My relationship with Mahakali and Palden Lhamo is teaching me not to be consumed by the experience of injustice. The practice is allowing me to let the hurt hurt, and metabolize it into powerful, delusion-cutting compassion. Like a homeopathic remedy or a vaccine that distills the harmful into something potent and medicinal. I examined whether I was tone-policing myself, and the answer was that I was not. I am a catalyst. The call is to take up space with power….let it exude through my posture and words. The essence of Metta, loving kindness, empowers me to show up with clarity, and compassion and say what needs to be said.

Basking in this energy means being free of the need to show up perfectly. Patriarchy and wh*te suprem*cy have both been violent in pathologizing my rage. The systems of oppression have expected me to mute myself for an illusionary ideal of goodness. The wrathful energy holds space for my rage and hurt. It has taught me to be soft with myself first, and practice showing up, no matter how imperfectly. I have found myself crying in front of a hundred people while pointing out the wh*te violence in a sangha, not too long ago. I felt shame for “losing my cool.” Kali told me, “No matter how imperfect, show up. That’s how you hold space for the truth.”

A friend of mine told me that he fears this energy because it can often feel like a pass do whatever the f*ck one wants. This is a false interpretation of the wrathful energy. In my life, it helped me to stand up for myself. It showed me where I was abandoning myself.

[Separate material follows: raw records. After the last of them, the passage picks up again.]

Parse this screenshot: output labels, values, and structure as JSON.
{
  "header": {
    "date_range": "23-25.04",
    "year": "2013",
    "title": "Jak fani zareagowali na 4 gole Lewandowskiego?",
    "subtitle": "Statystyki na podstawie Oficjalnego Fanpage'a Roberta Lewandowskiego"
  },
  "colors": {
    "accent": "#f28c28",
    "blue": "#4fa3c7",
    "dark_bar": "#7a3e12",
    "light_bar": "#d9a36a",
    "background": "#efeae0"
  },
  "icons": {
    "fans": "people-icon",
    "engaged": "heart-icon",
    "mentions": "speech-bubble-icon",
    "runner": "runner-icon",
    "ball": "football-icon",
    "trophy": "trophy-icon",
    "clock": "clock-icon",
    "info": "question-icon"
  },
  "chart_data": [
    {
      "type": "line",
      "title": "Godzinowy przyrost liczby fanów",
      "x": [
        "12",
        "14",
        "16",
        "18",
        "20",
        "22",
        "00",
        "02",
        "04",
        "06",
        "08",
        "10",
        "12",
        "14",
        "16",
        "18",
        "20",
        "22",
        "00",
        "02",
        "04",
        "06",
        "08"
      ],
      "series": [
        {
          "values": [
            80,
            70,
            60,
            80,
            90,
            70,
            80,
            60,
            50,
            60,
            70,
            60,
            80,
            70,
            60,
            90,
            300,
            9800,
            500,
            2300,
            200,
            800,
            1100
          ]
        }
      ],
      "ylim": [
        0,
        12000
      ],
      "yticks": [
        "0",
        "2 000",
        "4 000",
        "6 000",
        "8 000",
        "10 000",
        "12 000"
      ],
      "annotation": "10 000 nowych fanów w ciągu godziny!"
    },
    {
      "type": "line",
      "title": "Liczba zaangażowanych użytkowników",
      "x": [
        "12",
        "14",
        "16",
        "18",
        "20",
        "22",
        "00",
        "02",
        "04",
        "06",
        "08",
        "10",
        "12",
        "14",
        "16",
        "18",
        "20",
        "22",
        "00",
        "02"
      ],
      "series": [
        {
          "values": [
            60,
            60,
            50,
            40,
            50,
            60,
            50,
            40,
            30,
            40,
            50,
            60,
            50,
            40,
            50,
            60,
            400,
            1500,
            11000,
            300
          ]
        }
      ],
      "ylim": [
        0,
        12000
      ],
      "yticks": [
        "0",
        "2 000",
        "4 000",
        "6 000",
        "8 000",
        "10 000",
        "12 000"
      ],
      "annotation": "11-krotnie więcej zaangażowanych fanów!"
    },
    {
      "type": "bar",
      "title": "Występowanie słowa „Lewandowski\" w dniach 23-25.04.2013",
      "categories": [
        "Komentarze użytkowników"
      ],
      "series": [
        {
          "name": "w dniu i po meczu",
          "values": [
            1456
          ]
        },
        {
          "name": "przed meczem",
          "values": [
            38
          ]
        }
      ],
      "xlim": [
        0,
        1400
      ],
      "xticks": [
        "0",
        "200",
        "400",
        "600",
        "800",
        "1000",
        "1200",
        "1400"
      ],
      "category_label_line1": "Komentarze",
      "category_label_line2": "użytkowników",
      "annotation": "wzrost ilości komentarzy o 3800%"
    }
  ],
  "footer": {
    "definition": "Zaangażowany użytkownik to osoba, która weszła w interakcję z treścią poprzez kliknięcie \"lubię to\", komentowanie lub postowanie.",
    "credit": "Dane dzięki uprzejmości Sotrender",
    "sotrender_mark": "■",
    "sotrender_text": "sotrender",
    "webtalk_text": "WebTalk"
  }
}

In the context of social justice and spirituality, when I abandon myself, I abandon others who have experienced the same.

People assume that fierceness means to be uncaring, but the wrathful are immensely compassionate.

A line in the Palden Lhamo practice is about liberating all the destructive forces - such a generous prayer! The wrathful manifestations of the divine are wise, mighty, and transformative. I am in a mentee role with them. They feel like loving mothers and grandmothers. I do not have to do it alone.

I am loved. I am supported. I am powerful. I am liberated.